APRIL2020

Peter L. Bartlett. *For Valid Generalization the Size of the Weights is More Important than the Size of the Network*. NIPS 1996: 134-140.

Also find this summary on ShortScience.org.

What is **your opinion** on this article? **Let me know** your thoughts on Twitter @davidstutz92 or LinkedIn in/davidstutz92.

Barlett shows that lower generalization bounds for multi-layer perceptrons with limited sizes of the weights can be found using the so-called fat-shattering dimension. Similar to the classical VC dimensions, the fat shattering dimensions quantifies the expressiveness of hypothesis classes in machine learning. Specifically, considering a sequence of points $x_1, \ldots, x_d$, a hypothesis class $H$ is said to shatter this sequence if, for any label assignment $b_1, \ldots, b_d \in \{-1,1\}$, a function $h \in H$ exists that correctly classifies the sequence, i.e. $\text{sign}(h(x_i)) = b_i$. The VC dimension is the largest $d$ for which this is possible.

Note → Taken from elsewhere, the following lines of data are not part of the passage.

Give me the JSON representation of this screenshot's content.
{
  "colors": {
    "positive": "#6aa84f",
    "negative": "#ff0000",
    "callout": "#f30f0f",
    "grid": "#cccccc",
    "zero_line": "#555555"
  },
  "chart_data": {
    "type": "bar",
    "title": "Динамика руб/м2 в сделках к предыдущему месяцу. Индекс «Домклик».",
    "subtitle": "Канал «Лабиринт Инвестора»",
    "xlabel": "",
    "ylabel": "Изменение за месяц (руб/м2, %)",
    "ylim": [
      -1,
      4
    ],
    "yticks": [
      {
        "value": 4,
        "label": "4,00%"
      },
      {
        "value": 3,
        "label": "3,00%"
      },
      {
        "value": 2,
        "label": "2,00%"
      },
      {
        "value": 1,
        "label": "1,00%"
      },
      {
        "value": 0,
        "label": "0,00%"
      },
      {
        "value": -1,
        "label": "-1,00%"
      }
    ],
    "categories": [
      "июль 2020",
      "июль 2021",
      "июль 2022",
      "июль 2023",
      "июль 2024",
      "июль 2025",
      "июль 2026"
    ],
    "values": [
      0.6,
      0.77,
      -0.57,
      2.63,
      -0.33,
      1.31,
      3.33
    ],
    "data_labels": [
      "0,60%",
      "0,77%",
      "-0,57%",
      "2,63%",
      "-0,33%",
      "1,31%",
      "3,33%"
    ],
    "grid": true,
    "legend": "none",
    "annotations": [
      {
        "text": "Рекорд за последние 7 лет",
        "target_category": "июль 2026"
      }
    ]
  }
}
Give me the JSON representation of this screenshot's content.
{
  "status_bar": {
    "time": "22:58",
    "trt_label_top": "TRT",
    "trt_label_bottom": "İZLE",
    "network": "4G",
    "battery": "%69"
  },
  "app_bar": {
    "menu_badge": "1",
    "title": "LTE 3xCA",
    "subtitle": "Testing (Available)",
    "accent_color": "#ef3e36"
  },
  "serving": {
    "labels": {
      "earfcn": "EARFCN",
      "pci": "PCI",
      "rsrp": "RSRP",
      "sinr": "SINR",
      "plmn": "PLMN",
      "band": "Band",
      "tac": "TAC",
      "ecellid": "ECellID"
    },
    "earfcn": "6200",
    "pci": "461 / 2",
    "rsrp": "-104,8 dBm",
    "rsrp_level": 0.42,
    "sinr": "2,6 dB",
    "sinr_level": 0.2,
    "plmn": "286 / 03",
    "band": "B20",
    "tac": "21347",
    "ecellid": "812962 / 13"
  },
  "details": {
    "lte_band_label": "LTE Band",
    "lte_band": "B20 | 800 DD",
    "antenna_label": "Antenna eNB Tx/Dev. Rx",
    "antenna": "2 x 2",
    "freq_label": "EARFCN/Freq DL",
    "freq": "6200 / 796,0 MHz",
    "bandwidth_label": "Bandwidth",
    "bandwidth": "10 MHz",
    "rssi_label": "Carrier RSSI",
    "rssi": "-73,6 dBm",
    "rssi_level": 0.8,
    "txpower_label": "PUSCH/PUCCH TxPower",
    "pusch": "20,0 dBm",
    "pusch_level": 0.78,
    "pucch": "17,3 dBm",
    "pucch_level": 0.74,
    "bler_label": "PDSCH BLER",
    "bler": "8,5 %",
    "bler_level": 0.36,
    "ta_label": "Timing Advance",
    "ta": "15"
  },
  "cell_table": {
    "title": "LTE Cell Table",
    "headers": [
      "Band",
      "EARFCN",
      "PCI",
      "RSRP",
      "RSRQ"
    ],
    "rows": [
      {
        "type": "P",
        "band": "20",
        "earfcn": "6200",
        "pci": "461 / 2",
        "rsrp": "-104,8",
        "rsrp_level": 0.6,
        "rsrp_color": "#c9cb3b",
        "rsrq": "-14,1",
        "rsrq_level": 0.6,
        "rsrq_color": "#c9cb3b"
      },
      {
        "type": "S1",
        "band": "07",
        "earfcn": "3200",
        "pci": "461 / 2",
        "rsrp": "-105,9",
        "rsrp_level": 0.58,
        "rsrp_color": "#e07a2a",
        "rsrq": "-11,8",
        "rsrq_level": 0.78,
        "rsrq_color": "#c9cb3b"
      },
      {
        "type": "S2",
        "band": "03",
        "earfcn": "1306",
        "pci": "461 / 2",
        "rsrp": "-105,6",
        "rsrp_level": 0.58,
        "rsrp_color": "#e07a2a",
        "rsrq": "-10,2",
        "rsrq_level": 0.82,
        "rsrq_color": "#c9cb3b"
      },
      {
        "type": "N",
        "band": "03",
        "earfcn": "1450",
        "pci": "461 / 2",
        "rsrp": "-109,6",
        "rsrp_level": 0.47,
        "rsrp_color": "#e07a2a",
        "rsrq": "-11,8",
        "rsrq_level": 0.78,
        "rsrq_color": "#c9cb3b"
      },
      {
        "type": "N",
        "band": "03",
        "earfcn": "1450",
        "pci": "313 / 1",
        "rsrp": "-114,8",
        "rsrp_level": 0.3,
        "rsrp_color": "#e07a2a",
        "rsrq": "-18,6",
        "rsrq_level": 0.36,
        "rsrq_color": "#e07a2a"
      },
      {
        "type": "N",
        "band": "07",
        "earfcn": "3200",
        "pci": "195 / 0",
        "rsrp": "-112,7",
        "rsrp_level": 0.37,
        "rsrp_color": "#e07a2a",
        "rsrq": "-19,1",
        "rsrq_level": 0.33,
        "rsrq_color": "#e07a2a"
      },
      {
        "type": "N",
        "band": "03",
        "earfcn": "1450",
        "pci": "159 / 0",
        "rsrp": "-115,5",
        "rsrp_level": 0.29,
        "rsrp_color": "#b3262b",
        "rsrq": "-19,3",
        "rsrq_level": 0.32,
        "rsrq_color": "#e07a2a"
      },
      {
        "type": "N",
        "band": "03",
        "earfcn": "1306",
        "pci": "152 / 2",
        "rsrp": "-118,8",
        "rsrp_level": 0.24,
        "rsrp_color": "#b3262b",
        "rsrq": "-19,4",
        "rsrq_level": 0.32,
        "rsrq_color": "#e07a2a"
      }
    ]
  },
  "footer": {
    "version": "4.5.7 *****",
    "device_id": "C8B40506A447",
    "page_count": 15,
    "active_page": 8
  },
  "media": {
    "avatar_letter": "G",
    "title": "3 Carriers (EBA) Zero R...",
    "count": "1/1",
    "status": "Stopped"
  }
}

The VC dimension has been studied for a wide range of machine learning models (i.e., hypothesis classes). Thus, it is well known that multi-layer perceptrons with at least two layers have infinite VC dimension – which seems natural as two-layer perceptrons are universal approximators. As a result, most bounds on the generalization performance of multi-layer networks (and, thus, also of more general deep networks) do not apply as the VC dimension is infinite.

The fat-shattering dimension, in contrast, does not strictly require the sequence $x_1,\ldots, x_d$ to be correctly classified into the labels $b_1,\ldots, b_d$. Instead, the sequence is said to be $\gamma$-shattered if real values $r_1,\ldots,r_d$ exist such that for every labeling, $b_1,\ldots,b_d$, some some $h \in H$ satisfies $(h(x_i) – r_i)b_i \geq \gamma$. Note that the values $r_i$ are fixed across labelings, i.e., are chosen “before” knowing the labels. The fat-shattering dimension is the largest $d$ for which this is possible. As a result, the fat-shattering dimension relaxes the VC dimension in that the models in $H$ are allowed some “slack” (in lack of a better word). Note that $H$ contains real-valued functions.

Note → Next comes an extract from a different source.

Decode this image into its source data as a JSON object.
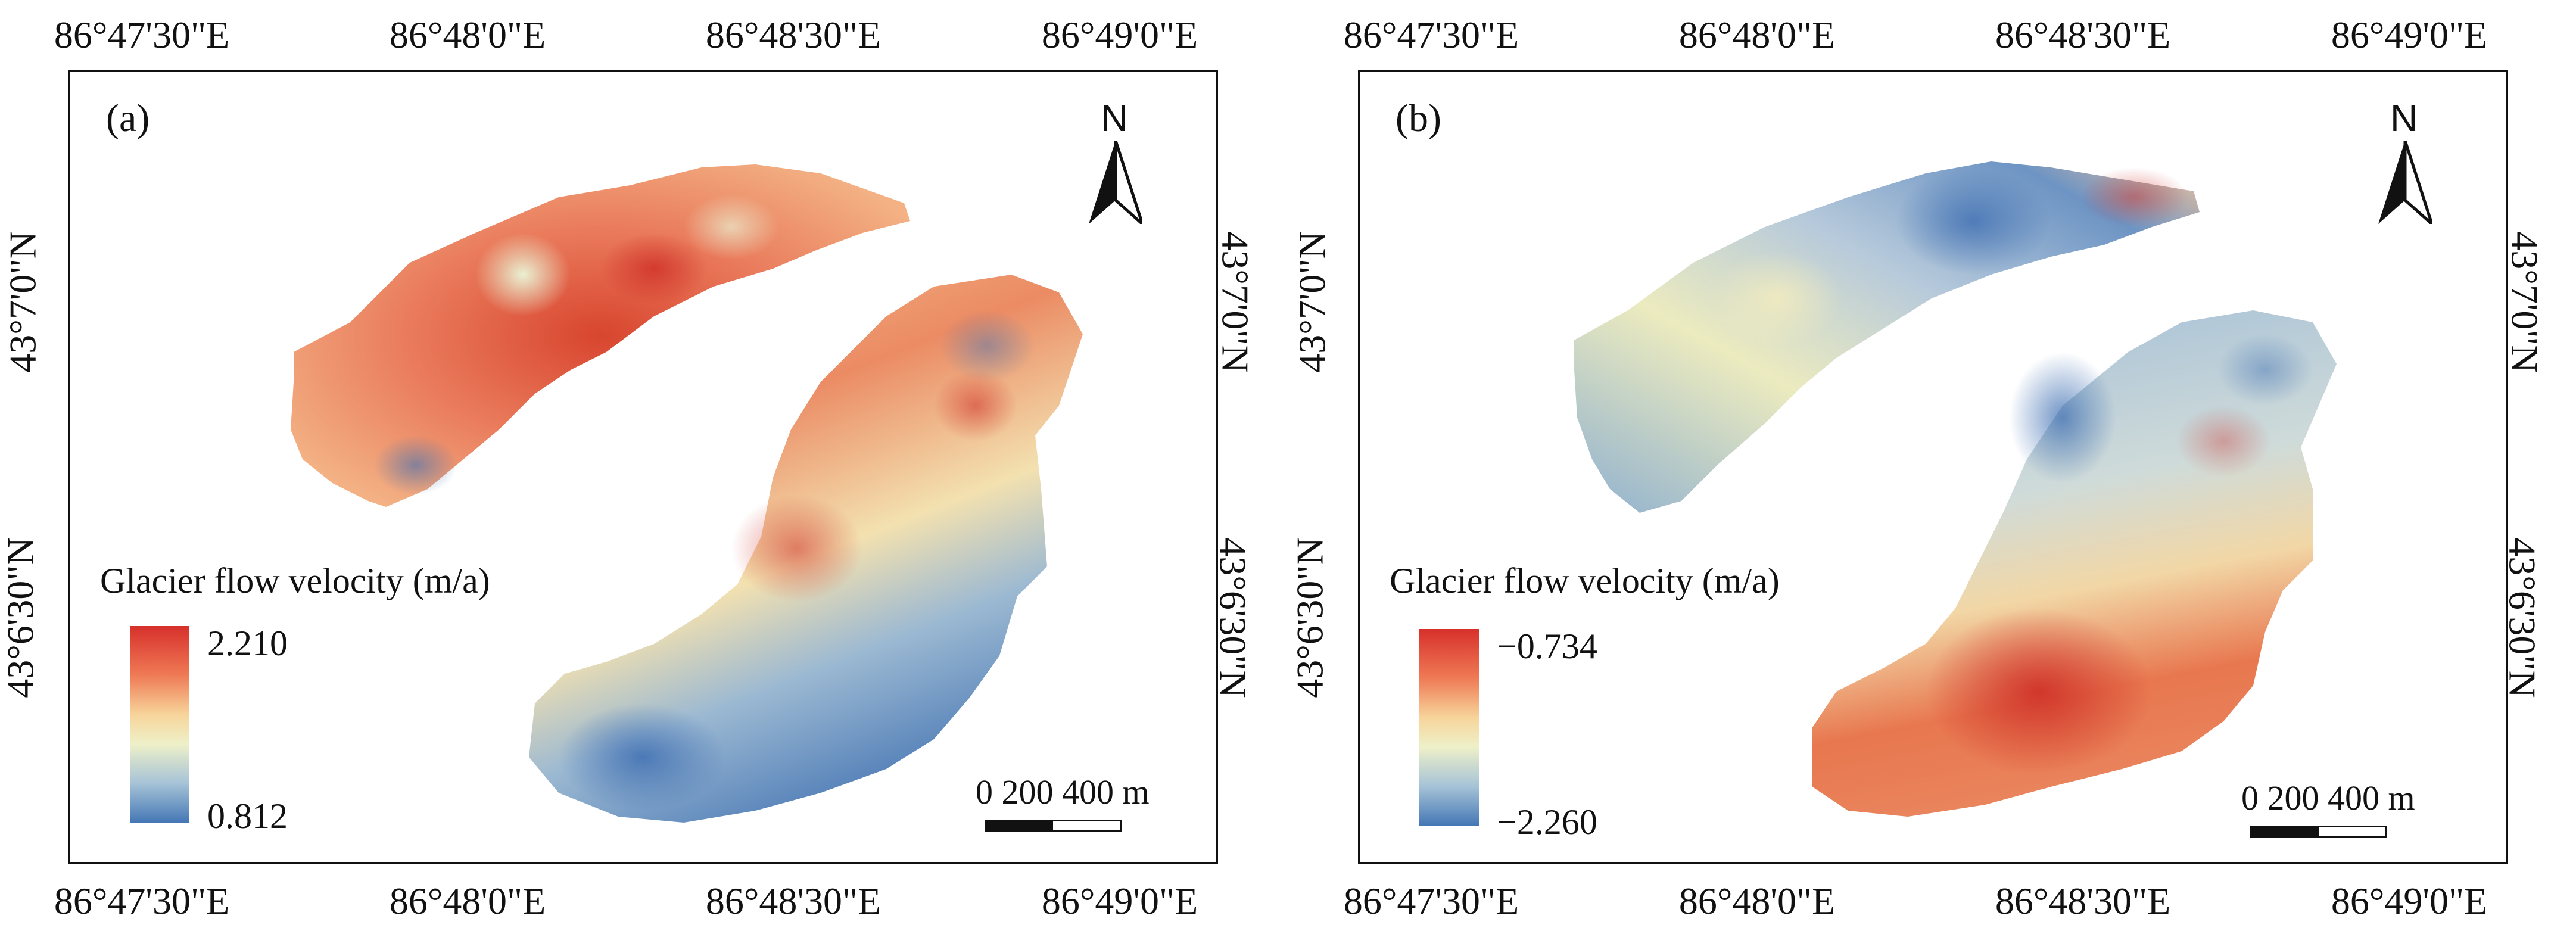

Based on this definition, Barlett shows that multi-layer perceptrons in which all layers have weights $w$ constrained as $\|w\|_1 \leq A$ scales with $A^{l(l + 1)}$. More importantly, however, the fat-shattering dimension is finite. Thus, generalization bounds based on the fat-shattering dimensions apply and are discussed by Barlett; I refer to the paper for details on the bound.